Talib previously pleaded guilty in the shooting death of 43-year-old Michael Hickmon, a youth football coach in Texas.
In August 2022, police said witnesses saw Talib pull out a gun and repeatedly shoot Hickmon during a brawl among adults at a youth football game in the Dallas suburb of Lancaster. Police said a dispute between opposing coaching staffs over a referee’s call led to a fight.
But an official with one of the teams later said the incident began when Hickmon went to pick up a football and someone kicked it away.
According to The Dallas Morning News, the sons of both Talib brothers played on one of the teams, and Hickmon’s son played on the other.
Yaqub left the field following the shooting and later turned himself in to police. His attorney said at the time that his client “regrets the tragic loss of life” but was surrendering to “have the chance to say his side of the story.”
Hickmon’s family filed a lawsuit against the Talib brothers and Big XII Youth Sports League and Family Services. The suit is seeking more than $1 million in damages.

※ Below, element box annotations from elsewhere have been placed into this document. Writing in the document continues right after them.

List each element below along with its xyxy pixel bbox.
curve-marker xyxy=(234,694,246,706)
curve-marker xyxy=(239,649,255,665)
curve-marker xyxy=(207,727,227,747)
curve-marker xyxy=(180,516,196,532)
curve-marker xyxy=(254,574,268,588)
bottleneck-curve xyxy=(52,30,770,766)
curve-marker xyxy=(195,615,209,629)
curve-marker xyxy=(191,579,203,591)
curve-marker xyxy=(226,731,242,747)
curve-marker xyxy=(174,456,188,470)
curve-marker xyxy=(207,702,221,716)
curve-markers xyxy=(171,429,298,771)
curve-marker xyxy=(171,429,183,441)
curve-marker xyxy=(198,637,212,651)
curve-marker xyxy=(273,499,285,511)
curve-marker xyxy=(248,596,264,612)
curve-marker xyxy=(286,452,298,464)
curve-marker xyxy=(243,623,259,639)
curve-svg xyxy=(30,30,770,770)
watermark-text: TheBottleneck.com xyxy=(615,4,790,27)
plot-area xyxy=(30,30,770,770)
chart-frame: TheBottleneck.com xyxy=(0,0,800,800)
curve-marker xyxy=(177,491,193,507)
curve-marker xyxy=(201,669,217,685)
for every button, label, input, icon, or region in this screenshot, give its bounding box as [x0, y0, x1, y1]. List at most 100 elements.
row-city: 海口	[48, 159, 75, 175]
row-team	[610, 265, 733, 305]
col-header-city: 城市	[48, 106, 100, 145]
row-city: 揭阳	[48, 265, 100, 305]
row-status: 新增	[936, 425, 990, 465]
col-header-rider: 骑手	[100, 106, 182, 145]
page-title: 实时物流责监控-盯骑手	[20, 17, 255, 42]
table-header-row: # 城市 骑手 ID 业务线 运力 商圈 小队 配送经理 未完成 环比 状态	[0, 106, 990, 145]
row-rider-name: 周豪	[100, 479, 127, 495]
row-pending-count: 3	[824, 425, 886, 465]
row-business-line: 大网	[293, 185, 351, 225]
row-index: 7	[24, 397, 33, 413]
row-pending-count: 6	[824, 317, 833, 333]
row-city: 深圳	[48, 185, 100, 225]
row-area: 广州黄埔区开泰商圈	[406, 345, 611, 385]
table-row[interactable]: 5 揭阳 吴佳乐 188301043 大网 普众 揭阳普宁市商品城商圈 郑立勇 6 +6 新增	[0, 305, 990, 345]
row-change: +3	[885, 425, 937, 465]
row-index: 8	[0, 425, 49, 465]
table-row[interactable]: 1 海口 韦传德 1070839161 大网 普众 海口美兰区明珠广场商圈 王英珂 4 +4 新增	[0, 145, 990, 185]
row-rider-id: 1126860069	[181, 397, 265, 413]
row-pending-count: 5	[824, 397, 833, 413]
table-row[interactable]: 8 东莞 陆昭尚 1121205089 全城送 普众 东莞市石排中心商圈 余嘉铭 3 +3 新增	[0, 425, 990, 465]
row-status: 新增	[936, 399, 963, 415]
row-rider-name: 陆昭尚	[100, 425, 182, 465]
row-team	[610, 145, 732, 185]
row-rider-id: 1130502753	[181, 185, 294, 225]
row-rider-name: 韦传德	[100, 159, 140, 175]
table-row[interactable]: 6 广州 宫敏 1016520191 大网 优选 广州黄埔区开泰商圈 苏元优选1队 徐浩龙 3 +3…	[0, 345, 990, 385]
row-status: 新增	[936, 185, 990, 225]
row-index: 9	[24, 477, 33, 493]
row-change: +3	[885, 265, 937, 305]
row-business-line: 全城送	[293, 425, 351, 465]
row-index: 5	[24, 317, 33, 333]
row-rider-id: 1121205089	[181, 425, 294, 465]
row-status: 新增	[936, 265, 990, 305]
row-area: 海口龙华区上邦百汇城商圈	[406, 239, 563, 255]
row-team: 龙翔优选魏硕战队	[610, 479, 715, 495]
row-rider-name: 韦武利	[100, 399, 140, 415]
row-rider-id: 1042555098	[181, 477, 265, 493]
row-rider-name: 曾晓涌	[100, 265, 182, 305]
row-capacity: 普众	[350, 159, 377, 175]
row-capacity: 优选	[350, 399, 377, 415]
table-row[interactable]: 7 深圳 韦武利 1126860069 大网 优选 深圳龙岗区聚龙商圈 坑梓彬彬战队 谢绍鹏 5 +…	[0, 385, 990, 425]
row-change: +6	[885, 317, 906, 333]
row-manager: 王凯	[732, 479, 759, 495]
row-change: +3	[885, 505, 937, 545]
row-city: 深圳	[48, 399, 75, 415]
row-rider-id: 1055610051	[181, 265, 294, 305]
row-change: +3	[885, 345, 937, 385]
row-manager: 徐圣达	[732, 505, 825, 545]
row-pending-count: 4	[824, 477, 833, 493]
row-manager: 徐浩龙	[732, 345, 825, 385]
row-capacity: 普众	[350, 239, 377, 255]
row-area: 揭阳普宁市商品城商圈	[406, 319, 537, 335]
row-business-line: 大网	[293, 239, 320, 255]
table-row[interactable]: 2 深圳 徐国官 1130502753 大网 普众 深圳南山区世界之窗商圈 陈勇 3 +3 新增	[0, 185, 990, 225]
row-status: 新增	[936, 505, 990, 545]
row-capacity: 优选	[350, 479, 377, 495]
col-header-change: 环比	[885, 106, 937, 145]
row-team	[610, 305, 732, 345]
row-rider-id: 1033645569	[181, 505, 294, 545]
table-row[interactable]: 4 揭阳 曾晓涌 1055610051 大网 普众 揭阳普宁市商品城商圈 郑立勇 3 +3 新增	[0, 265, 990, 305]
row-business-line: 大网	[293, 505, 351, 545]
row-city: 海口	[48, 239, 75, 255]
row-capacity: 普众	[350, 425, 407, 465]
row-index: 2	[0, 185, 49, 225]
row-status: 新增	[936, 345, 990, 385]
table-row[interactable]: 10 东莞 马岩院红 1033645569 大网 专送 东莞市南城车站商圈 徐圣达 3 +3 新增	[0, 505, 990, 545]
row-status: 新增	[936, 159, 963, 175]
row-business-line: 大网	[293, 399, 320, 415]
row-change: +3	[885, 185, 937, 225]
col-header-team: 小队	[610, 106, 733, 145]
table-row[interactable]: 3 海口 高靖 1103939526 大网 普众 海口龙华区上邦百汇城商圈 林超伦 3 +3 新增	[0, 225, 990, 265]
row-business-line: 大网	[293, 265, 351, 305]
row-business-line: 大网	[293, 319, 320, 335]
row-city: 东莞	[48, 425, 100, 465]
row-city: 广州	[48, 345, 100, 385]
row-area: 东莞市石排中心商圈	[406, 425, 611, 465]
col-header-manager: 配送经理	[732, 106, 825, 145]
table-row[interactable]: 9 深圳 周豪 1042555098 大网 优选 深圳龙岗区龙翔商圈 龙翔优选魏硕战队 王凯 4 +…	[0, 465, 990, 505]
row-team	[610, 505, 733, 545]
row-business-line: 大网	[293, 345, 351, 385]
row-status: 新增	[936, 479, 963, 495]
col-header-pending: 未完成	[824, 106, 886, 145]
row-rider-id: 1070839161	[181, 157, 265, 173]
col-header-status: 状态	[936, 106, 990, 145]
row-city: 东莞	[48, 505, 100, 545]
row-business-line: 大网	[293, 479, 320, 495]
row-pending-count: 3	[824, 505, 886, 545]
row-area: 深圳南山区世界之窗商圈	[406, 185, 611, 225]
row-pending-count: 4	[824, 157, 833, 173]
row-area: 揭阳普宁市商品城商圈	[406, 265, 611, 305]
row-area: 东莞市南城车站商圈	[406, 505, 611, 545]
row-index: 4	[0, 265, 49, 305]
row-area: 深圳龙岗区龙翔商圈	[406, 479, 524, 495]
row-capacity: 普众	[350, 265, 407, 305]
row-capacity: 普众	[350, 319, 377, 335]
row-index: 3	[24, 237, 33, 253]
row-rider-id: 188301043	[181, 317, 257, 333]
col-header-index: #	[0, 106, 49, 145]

Aqib Talib did not face any criminal charges and appeared in court for his brother’s sentencing.
Aqib played for the Tampa Bay Buccaneers, New England Patriots, Denver Broncos and Los Angeles Rams during his 12-year NFL career. Tampa Bay drafted him in the first round in 2008. The five-time Pro Bowler announced his retirement in 2020.
Last year, he was named a contributor for Prime Video’s “Thursday Night Football” but left the role following the shooting.
After the sentencing, some members of the Hickmon family and friends addressed Yaqub.
Hickmon’s wife, Kenyetta Hickmon, spoke about how the fatal shooting altered her life as she navigates the challenges that come along with raising three children alone.
“What do you tell a 9-year-old who watched a person gunned down who they thought was the strongest person in the world?” she said, via FOX 4 News Dallas-Forth Worth.
Kenyetta also told Yaqub about how his actions impacted other children.
“You killed innocence, hopes, dreams. Not just my kids, but 30-40 other little kids there,” she said.
Michael’s friend, Reginald Oldman, described the late football coach as someone he could always rely on.
“He was one of the only guys I knew going into college that had a father who lived at home with him,” Oldman said. “So, he had this strength that a lot of us didn’t have. He walked with his head tall.”
The Associated Press contributed to this report.